Biologiquement une élévation modeste, brutale et brève de biomarqueurs, troponine et BNP, cardiaques est observée chez 30 à 50 % des pratiquant(e)s(19,20). Elle est un peu plus marquée chez les sujets les moins entraînés et son amplitude est proportionnelle à l’intensité et à la durée de l’effort. Sur le plan physiopathologique, la libération de troponine paraît provenir de la fuite de son pool cytosolique à travers une membrane à la perméabilité transitoirement augmentée. Le BNP synthétisé par le cardiomyocyte et libéré en réponse à l’étirement cellulaire secondaire à la surcharge volumétrique a des effets natriurétique, vasodilatateur, inhibiteur du système rénine-angiotensine-aldostérone et antifibrotique qui peuvent améliorer les conditions de charge(21). Plus que de réels dommages myocardiques irréversibles, ces modifications biologiques seraient donc les marqueurs d’un remodelage myocardique et/ou de minimes lésions myocardiques à réparation rapide et témoigneraient d’une adaptation myocardique. Ainsi, en l’absence de toute symptomatologie clinique, électrique et de toute baisse de performance sportive associée ces perturbations échographiques et biologiques très transitoires sont considérées comme physiologiques(1). D’autant plus qu’il n’y a aucune corrélation entre ces perturbations et les abandons observés lors de ces épreuves(22). Soulignons quand même que nous manquons d‘études longitudinales sur le suivi de ces sportifs.

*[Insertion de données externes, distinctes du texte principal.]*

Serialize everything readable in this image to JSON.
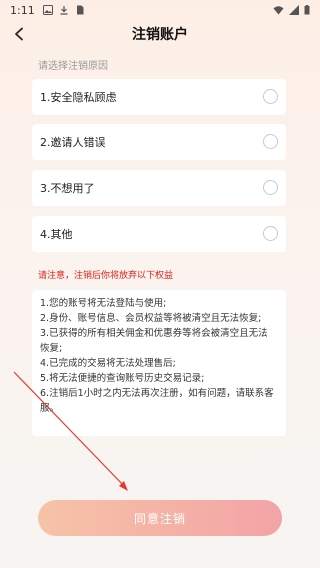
{
  "status_bar": {
    "time": "1:11"
  },
  "header": {
    "title": "注销账户"
  },
  "reasons_section": {
    "label": "请选择注销原因",
    "items": [
      {
        "label": "1.安全隐私顾虑"
      },
      {
        "label": "2.邀请人错误"
      },
      {
        "label": "3.不想用了"
      },
      {
        "label": "4.其他"
      }
    ]
  },
  "warning": "请注意，注销后你将放弃以下权益",
  "terms": [
    "1.您的账号将无法登陆与使用;",
    "2.身份、账号信息、会员权益等将被清空且无法恢复;",
    "3.已获得的所有相关佣金和优惠券等将会被清空且无法",
    "恢复;",
    "4.已完成的交易将无法处理售后;",
    "5.将无法便捷的查询账号历史交易记录;",
    "6.注销后1小时之内无法再次注册，如有问题，请联系客",
    "服。"
  ],
  "agree_button": {
    "label": "同意注销"
  },
  "colors": {
    "accent_gradient_start": "#f6c3a8",
    "accent_gradient_end": "#f3a3a6",
    "warning": "#e0201a"
  }
}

La tolérance au long cours de la répétition des entraînements intenses que s’imposent les pratiquants de certaines disciplines sportives, en particulier d’endurance, est aussi très débattue(8,13-15).

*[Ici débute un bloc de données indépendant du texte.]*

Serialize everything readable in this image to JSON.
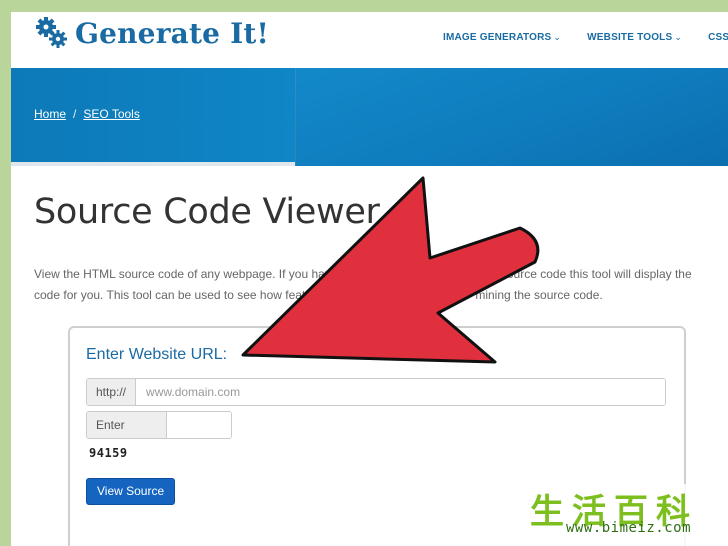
{
  "header": {
    "logo_text": "Generate It!",
    "logo_icon": "gears-icon",
    "nav": [
      {
        "label": "IMAGE GENERATORS",
        "caret": "⌄"
      },
      {
        "label": "WEBSITE TOOLS",
        "caret": "⌄"
      },
      {
        "label": "CSS GE",
        "caret": ""
      }
    ]
  },
  "breadcrumb": {
    "home": "Home",
    "separator": "/",
    "current": "SEO Tools"
  },
  "page": {
    "title": "Source Code Viewer",
    "desc_line1": "View the HTML source code of any webpage. If you hav                                                   source code this tool will display the",
    "desc_line2": "code for you. This tool can be used to see how featu                                                 mining the source code."
  },
  "form": {
    "title": "Enter Website URL:",
    "url_prefix": "http://",
    "url_placeholder": "www.domain.com",
    "url_value": "",
    "code_label": "Enter Code:",
    "code_value": "",
    "captcha": "94159",
    "submit_label": "View Source"
  },
  "overlay": {
    "arrow_color": "#e0303d",
    "arrow_outline": "#111111"
  },
  "watermark": {
    "chars": "生活百科",
    "url": "www.bimeiz.com"
  },
  "colors": {
    "brand": "#1a6ba3",
    "banner": "#0f86c6",
    "button": "#1565c0",
    "frame_bg": "#b9d59a"
  }
}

Rappelons qu’un entraînement intense et prolongé peut induire des modifications cardiovasculaires cliniques, électriques, morphologiques et fonctionnelles qui sont regroupées sous le terme de cœur d’athlète(23).

Ces adaptations permettent d’optimiser la performance sportive. Lorsqu’elles sont très marquées, il peut parfois être difficile de se convaincre que ce qui est anormal n’est pas obligatoirement pathologique. Mais ces adaptations ont-elles des limites ?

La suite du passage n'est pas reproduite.